The “observation_sources” parameter defines a series of sensors that pass spatial information to the cost map. Each sensor is defined on the next line.

 

Looking at the sources, we have laser data (SCAN) and bump data (bump). The observation source list is separated by Spaces that define each of the <source_name> namespaces in the following arguments.

observation_sources:  scan

scan:

data_type: LaserScan

topic: “/scan”

The “marking” and “clearing” parameters determine whether the sensor is used to add obstacle information to the cost map,

Clear the obstacle message from the cost map, or both.

marking: true

clearing: true

expected_update_rate: 0

Note: About Marking and Clearing:

Marking and clearing parameters are used to indicate whether real-time sensor information is needed to add or remove obstacle information from the cost map.)

Cost maps automatically subscribe to sensor topics and automatically update.

Each sensor is used for tag operations (inserting obstacle information into the cost map), clear operations (removing obstacle information from the cost map), or both.

If the voxel layer is used, the obstacle information on each column needs to be projected into two dimensions before it can be placed in the cost map.

 

#cost_scaling_factor and inflation_radius were now moved to the inflation_layer ns

# Expansion layer parameters

inflation_layer:

Enabled: true # Enable expansion map

# cost_SCALing_factor The scale factor applied to the surrogate value during inflation. Default value: 10. For cells outside the inner radius and cells within the inner radius, the calculation formula of the cost function is as follows:

Exp (-1.0 * cost_scaling_factor * (distance_from_obstacle – inscribed_radius)) * (costmap_2d::INSCRIBED_INFLATED_OBSTACLE 1)

Cost_scaling_factor: 10.0 # Exponential rate at which the obstacle cost drops off (default: 10)

Here we set the footprint of the robot. When filling in the footprint specified by “Footprint” according to the robot coordinate setting, the center of the robot is considered to be at (0.0,0.0), which is supported by both clockwise and counterclockwise specifications.

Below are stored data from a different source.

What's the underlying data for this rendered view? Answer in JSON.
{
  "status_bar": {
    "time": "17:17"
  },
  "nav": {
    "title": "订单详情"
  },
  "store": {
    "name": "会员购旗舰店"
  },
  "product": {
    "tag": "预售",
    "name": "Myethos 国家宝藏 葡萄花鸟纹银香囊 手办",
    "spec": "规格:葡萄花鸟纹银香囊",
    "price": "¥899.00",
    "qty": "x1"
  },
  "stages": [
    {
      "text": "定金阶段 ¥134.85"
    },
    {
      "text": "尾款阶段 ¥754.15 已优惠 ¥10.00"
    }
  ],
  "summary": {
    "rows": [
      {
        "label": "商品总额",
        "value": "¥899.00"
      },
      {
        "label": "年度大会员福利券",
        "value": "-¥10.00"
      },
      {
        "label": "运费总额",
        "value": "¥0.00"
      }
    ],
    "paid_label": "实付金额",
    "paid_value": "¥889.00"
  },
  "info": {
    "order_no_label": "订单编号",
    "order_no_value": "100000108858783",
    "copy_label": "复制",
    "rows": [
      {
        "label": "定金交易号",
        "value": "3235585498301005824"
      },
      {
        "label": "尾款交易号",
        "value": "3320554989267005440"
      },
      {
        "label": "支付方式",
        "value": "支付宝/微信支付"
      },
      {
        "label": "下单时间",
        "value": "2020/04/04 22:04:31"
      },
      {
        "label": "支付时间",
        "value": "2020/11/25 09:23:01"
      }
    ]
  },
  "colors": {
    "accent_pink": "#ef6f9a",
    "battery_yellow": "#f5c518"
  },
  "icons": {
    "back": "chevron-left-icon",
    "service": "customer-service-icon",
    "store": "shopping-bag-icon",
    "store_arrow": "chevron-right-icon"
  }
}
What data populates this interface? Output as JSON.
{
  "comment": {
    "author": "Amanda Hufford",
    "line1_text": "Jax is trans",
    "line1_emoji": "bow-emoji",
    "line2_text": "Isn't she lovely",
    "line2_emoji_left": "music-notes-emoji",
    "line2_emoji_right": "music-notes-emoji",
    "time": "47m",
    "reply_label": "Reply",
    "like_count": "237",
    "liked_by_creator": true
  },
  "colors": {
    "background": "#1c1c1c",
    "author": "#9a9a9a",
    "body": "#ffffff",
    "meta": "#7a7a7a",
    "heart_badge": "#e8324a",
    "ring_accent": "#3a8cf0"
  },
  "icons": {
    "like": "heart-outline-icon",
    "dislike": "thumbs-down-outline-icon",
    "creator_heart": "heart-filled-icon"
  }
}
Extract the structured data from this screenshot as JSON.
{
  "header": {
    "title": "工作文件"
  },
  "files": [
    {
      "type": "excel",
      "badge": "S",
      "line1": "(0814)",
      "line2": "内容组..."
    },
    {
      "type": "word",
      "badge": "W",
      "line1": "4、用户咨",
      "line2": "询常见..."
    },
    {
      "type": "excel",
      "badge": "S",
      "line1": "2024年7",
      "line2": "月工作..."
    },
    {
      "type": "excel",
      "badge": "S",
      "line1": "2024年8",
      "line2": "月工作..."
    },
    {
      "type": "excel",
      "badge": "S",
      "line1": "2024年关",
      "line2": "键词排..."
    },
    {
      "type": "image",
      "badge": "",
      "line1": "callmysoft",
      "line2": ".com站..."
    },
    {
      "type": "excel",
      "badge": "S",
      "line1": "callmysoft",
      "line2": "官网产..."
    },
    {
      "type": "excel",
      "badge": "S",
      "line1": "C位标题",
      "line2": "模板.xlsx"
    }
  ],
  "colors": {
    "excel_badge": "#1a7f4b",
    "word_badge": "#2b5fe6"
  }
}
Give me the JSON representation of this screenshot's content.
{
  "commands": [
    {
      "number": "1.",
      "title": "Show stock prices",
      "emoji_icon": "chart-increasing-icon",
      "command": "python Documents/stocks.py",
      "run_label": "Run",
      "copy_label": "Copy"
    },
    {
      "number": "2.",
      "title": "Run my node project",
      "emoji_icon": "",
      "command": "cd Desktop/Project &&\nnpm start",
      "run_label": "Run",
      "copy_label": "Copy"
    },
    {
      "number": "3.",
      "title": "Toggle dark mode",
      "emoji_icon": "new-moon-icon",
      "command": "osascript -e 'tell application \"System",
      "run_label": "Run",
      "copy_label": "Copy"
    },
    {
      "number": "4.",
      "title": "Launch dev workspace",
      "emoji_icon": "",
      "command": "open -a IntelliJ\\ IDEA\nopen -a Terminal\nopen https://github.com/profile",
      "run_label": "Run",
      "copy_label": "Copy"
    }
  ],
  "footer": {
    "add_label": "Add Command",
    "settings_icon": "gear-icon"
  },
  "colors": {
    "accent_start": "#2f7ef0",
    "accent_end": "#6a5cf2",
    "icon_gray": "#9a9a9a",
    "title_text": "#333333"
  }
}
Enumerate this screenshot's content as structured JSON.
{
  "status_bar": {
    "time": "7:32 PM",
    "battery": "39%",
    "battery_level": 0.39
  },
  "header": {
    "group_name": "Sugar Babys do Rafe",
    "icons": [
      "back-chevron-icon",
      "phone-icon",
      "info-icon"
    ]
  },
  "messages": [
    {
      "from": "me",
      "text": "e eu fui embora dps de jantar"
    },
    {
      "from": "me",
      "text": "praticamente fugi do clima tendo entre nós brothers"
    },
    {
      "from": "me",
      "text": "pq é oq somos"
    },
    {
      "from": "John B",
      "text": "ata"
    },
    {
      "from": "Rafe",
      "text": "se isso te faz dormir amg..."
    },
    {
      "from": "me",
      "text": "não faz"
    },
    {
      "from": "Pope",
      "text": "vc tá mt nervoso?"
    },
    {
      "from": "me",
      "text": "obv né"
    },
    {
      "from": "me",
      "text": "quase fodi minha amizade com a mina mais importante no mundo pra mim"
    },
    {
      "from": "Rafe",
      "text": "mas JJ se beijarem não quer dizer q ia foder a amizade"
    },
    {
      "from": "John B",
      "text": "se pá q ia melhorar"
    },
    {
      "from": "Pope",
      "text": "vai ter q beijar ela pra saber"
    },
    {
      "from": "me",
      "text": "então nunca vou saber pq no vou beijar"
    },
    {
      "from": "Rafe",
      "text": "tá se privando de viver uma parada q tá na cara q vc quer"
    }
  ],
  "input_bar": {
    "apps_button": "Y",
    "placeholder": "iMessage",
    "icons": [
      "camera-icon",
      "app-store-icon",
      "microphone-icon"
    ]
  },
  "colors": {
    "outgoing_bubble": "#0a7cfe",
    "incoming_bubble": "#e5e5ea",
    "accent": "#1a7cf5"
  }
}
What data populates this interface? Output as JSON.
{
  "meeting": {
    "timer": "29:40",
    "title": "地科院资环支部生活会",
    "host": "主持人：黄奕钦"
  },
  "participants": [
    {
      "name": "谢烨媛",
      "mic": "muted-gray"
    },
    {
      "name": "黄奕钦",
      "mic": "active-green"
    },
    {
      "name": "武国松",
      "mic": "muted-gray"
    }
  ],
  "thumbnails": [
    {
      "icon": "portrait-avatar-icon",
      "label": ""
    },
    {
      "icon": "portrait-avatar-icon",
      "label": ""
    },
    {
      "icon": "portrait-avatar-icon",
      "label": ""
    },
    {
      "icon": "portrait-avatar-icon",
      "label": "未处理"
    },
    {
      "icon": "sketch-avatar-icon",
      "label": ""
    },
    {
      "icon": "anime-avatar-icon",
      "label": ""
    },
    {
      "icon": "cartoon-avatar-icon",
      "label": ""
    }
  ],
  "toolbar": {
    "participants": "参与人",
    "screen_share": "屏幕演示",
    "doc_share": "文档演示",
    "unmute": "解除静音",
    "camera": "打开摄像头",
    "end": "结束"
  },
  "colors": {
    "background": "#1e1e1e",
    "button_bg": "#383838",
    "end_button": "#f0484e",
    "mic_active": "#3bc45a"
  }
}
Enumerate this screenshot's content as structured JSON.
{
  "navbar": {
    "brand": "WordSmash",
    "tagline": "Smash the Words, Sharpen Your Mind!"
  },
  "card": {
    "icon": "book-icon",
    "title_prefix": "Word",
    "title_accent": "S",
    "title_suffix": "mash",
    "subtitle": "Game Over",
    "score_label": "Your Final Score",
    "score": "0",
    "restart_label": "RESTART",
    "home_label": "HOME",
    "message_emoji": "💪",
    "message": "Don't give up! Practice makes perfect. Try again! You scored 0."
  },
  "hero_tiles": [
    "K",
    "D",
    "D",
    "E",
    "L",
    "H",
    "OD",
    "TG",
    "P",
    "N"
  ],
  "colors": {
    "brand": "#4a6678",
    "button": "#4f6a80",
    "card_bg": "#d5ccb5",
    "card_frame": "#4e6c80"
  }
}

Robot_radius: Yes The occupied area of the robot is round. You can set the radius directly

Inflation_radius: Sets the inflating radius of the cost map. It can be understood that with the robot as the center, no obstacle can appear within this value of expansion radius.

The radius of the obstacle on the map is in meters. If your robot can’t fit through a narrow door or other narrow place very well,

I’m going to decrease this a little bit. Conversely, if the robot keeps bumping into things, try to increase this value.

Inflation_radius: 0.1 # Max. Distance from an obstacle at which costs are incurred for planning paths.

 

static_layer:

enabled:              true

map_topic:            “/map”

 

 

# appendix:

Bump: Look at source 2: bump data. It defines: observing the data type of the source, publishing topics, marking and adding obstacles functions, and defining the effective range of sensor source values

Data_type: PointCloud2 Indicates that the data type is point cloud

Topic: Mobile_base /sensors/bumper_pointcloud topic is mobile_base/sensors/bumper_pointcloud

Marking: true Enables the function of marking obstacles

Clearing: false Disables clearing of obstacles

Min_obstacle_height: 0.0 Lowest effective sensor reading in meters.

Max_obstacle_height: 0.15 Maximum effective height of a sensor reading in meters.